Veamos también qué beneficios circunstanciales trajo consigo esta política. Obligó al Gobierno alemán a clarificar la cuestión de las fronteras con sus vecinos orientales. En términos más generales, dio ocasión a que se estableciera el marco de la CSCE, como garante de que las fronteras existentes no sufran modificaciones por acción unilateral o sin acuerdo de todas las partes. Reforzó la relación entre Gran Bretaña y los demás países de Europa Central y Oriental, que ahora, hasta cierto punto, nos ven como atentos guardianes de sus intereses. Pero el argumento fundamental para retrasar la unificación alemana era darnos a todos un poco de tiempo para concebir una nueva arquitectura europea donde la Alemania unificada no fuese una influencia tan desestabilizadora, por exceso de poder, como un elefante en una cacharrería. Llegando tan prematuramente como ha llegado, la Alemania unida ha tendido a alentar tres líneas de cambio nada deseables: la aceleración del federalismo europeo, como modo de atar al suelo a Gulliver; el mantenimiento de un bloque franco-alemán, con el mismo propósito; y la gradual retirada de los Estados Unidos de territorio europeo, dando por supuesto que una Europa federal dirigida por Alemania tendrá la necesaria estabilidad y, al mismo tiempo, será capaz de atender a su propia defensa.

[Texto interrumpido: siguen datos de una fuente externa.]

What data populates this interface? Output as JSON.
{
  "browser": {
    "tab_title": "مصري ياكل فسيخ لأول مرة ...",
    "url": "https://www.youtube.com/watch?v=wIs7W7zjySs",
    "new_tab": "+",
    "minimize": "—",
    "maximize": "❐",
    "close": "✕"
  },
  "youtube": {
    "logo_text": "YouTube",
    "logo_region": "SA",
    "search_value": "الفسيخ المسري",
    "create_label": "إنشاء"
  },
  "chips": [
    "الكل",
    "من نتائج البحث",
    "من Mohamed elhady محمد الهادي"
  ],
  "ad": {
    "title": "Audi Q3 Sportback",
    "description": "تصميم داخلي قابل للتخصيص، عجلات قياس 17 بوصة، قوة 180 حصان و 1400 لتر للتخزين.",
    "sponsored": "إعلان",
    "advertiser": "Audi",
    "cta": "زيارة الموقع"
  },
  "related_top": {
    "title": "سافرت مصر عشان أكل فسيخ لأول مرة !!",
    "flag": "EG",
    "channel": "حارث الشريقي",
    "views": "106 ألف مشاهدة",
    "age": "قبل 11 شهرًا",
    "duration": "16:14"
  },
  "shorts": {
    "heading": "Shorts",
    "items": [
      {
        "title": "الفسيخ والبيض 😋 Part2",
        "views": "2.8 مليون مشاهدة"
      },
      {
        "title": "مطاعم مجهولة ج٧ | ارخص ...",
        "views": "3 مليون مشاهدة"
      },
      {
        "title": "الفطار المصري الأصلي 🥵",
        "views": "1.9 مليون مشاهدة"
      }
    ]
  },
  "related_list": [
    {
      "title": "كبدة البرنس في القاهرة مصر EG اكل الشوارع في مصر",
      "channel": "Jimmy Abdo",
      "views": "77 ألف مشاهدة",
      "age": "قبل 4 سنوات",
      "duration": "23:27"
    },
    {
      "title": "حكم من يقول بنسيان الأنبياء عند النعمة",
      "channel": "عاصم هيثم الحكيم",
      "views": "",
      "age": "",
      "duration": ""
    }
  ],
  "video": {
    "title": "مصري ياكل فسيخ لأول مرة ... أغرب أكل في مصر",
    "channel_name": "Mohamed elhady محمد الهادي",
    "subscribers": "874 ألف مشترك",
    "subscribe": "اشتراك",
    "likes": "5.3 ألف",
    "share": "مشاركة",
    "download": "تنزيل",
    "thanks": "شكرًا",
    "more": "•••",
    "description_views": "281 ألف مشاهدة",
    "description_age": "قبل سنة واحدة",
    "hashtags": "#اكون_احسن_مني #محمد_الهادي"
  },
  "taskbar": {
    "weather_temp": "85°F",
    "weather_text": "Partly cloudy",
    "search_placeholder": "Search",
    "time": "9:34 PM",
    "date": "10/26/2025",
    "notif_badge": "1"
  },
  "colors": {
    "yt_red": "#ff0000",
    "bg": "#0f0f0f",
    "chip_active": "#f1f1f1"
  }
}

No voy a repetir aquí todas las razones que he dado anteriormente para considerar perjudiciales estas líneas de cambio. Pero aventuraré la previsión de que una Europa federal será más inestable internamente y será un obstáculo para la obtención de acuerdos armónicos —en materia de comercio, política y defensa—, con Estados Unidos; que el bloque franco-alemán se irá convirtiendo, a toda prisa, en un bloque alemán (en economía, en un bloque de marco alemán), con Francia, en todo caso, como socio de segunda categoría; y que, como resultado de todo ello, Norteamérica empezará por retirar sus legiones, y luego acabará por no sentirse identificada con el nuevo jugador que salta al campo de la política mundial.

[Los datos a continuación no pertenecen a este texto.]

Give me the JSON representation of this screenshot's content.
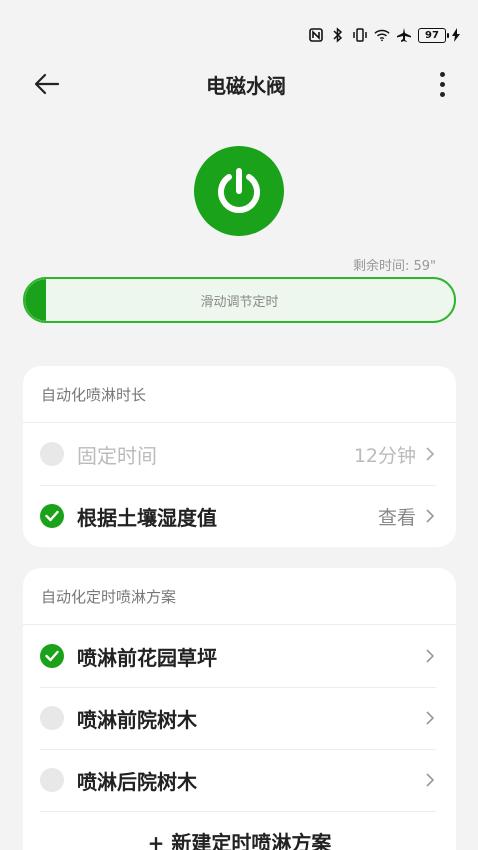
{
  "status_bar": {
    "battery": "97",
    "icons": [
      "nfc-icon",
      "bluetooth-icon",
      "vibrate-icon",
      "wifi-icon",
      "airplane-icon",
      "charging-icon"
    ]
  },
  "app_bar": {
    "title": "电磁水阀"
  },
  "power": {
    "state": "on",
    "color": "#1aa21a"
  },
  "timer": {
    "remaining_text": "剩余时间: 59\"",
    "slider_label": "滑动调节定时",
    "slider_level": 0.05
  },
  "duration_card": {
    "header": "自动化喷淋时长",
    "items": [
      {
        "label": "固定时间",
        "value": "12分钟",
        "checked": false,
        "disabled": true
      },
      {
        "label": "根据土壤湿度值",
        "value": "查看",
        "checked": true,
        "disabled": false
      }
    ]
  },
  "schedule_card": {
    "header": "自动化定时喷淋方案",
    "items": [
      {
        "label": "喷淋前花园草坪",
        "checked": true
      },
      {
        "label": "喷淋前院树木",
        "checked": false
      },
      {
        "label": "喷淋后院树木",
        "checked": false
      }
    ],
    "new_plan": "+ 新建定时喷淋方案"
  },
  "colors": {
    "accent": "#1aa21a",
    "background": "#f3f3f3"
  }
}
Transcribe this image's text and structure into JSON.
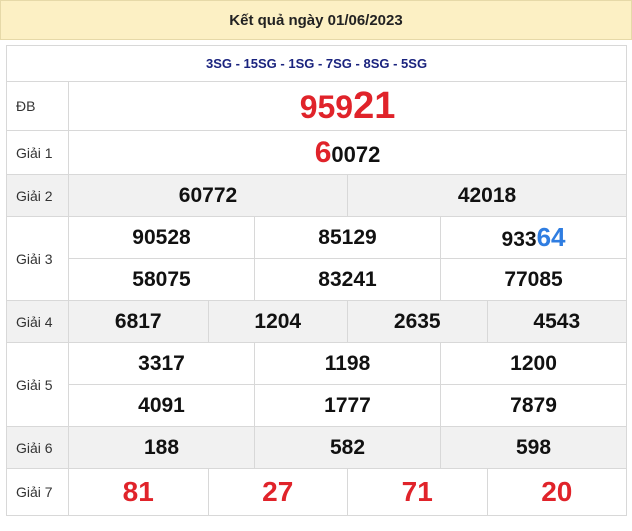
{
  "title": "Kết quả ngày 01/06/2023",
  "codes": "3SG - 15SG - 1SG - 7SG - 8SG - 5SG",
  "prizes": {
    "db": {
      "label": "ĐB",
      "prefix": "959",
      "suffix": "21"
    },
    "g1": {
      "label": "Giải 1",
      "lead": "6",
      "rest": "0072"
    },
    "g2": {
      "label": "Giải 2",
      "values": [
        "60772",
        "42018"
      ]
    },
    "g3": {
      "label": "Giải 3",
      "row1": [
        "90528",
        "85129"
      ],
      "row1_last_prefix": "933",
      "row1_last_suffix": "64",
      "row2": [
        "58075",
        "83241",
        "77085"
      ]
    },
    "g4": {
      "label": "Giải 4",
      "values": [
        "6817",
        "1204",
        "2635",
        "4543"
      ]
    },
    "g5": {
      "label": "Giải 5",
      "row1": [
        "3317",
        "1198",
        "1200"
      ],
      "row2": [
        "4091",
        "1777",
        "7879"
      ]
    },
    "g6": {
      "label": "Giải 6",
      "values": [
        "188",
        "582",
        "598"
      ]
    },
    "g7": {
      "label": "Giải 7",
      "values": [
        "81",
        "27",
        "71",
        "20"
      ]
    }
  },
  "colors": {
    "header_bg": "#fcf0c4",
    "highlight_red": "#e0232a",
    "highlight_blue": "#2f7de1",
    "codes_text": "#1a237e",
    "grey_row": "#f1f1f1"
  }
}
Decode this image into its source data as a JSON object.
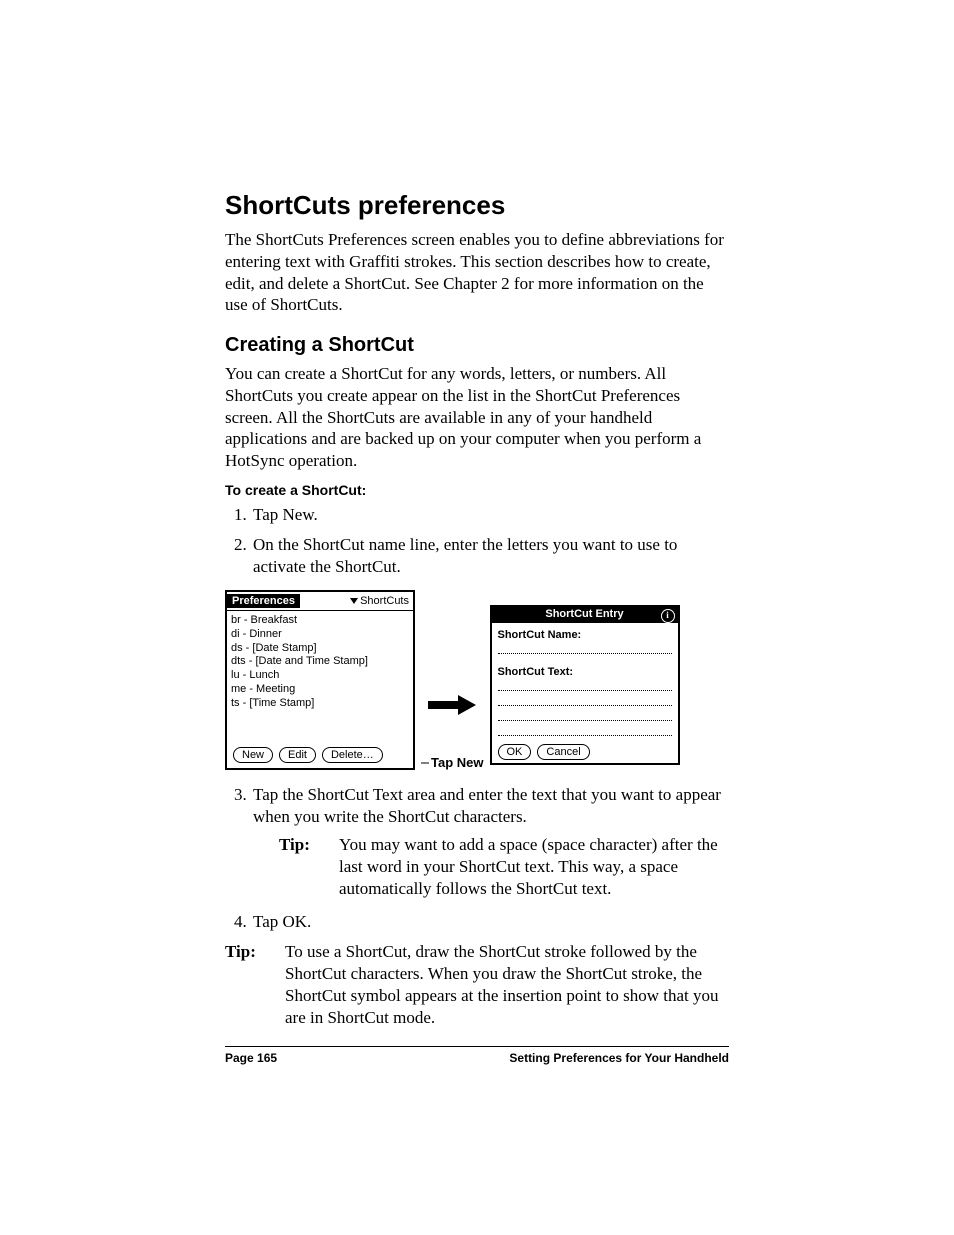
{
  "heading": "ShortCuts preferences",
  "intro": "The ShortCuts Preferences screen enables you to define abbreviations for entering text with Graffiti strokes. This section describes how to create, edit, and delete a ShortCut. See Chapter 2 for more information on the use of ShortCuts.",
  "sub_heading": "Creating a ShortCut",
  "sub_intro": "You can create a ShortCut for any words, letters, or numbers. All ShortCuts you create appear on the list in the ShortCut Preferences screen. All the ShortCuts are available in any of your handheld applications and are backed up on your computer when you perform a HotSync operation.",
  "procedure_title": "To create a ShortCut:",
  "steps": {
    "s1": "Tap New.",
    "s2": "On the ShortCut name line, enter the letters you want to use to activate the ShortCut.",
    "s3": "Tap the ShortCut Text area and enter the text that you want to appear when you write the ShortCut characters.",
    "tip3_label": "Tip:",
    "tip3_text": "You may want to add a space (space character) after the last word in your ShortCut text. This way, a space automatically follows the ShortCut text.",
    "s4": "Tap OK."
  },
  "final_tip_label": "Tip:",
  "final_tip_text": "To use a ShortCut, draw the ShortCut stroke followed by the ShortCut characters. When you draw the ShortCut stroke, the ShortCut symbol appears at the insertion point to show that you are in ShortCut mode.",
  "figure": {
    "left": {
      "title": "Preferences",
      "dropdown": "ShortCuts",
      "list": [
        "br - Breakfast",
        "di - Dinner",
        "ds - [Date Stamp]",
        "dts - [Date and Time Stamp]",
        "lu - Lunch",
        "me - Meeting",
        "ts - [Time Stamp]"
      ],
      "buttons": {
        "new": "New",
        "edit": "Edit",
        "delete": "Delete…"
      }
    },
    "callout": "Tap New",
    "right": {
      "title": "ShortCut Entry",
      "name_label": "ShortCut Name:",
      "text_label": "ShortCut Text:",
      "ok": "OK",
      "cancel": "Cancel"
    }
  },
  "footer": {
    "page": "Page 165",
    "section": "Setting Preferences for Your Handheld"
  }
}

Estas líneas de cambio no son inevitables. El fracaso de la política alemana de Gran Bretaña ha puesto de manifiesto el evidente nerviosismo de Francia ante el poder y la ambición de los alemanes. No debería estar fuera del alcance de algún futuro primer ministro británico la reconstrucción de una entente anglo-francesa para contrarrestar la influencia alemana. Ni, como parte de esta política, hacer que cambie la escala de valores de Europa, para volver a la idea gaullista original de una Europe des patries, Europa de las patrias. Estos nuevos planteamientos, sin embargo, dependen de que la élite política francesa reconozca el hecho de que todo equilibrio del poder europeo, para ser estable, necesita de la presencia más o menos permanente de los Estados Unidos en Europa. Y esto es algo que los presidentes franceses, hasta ahora, sólo reconocen en privado.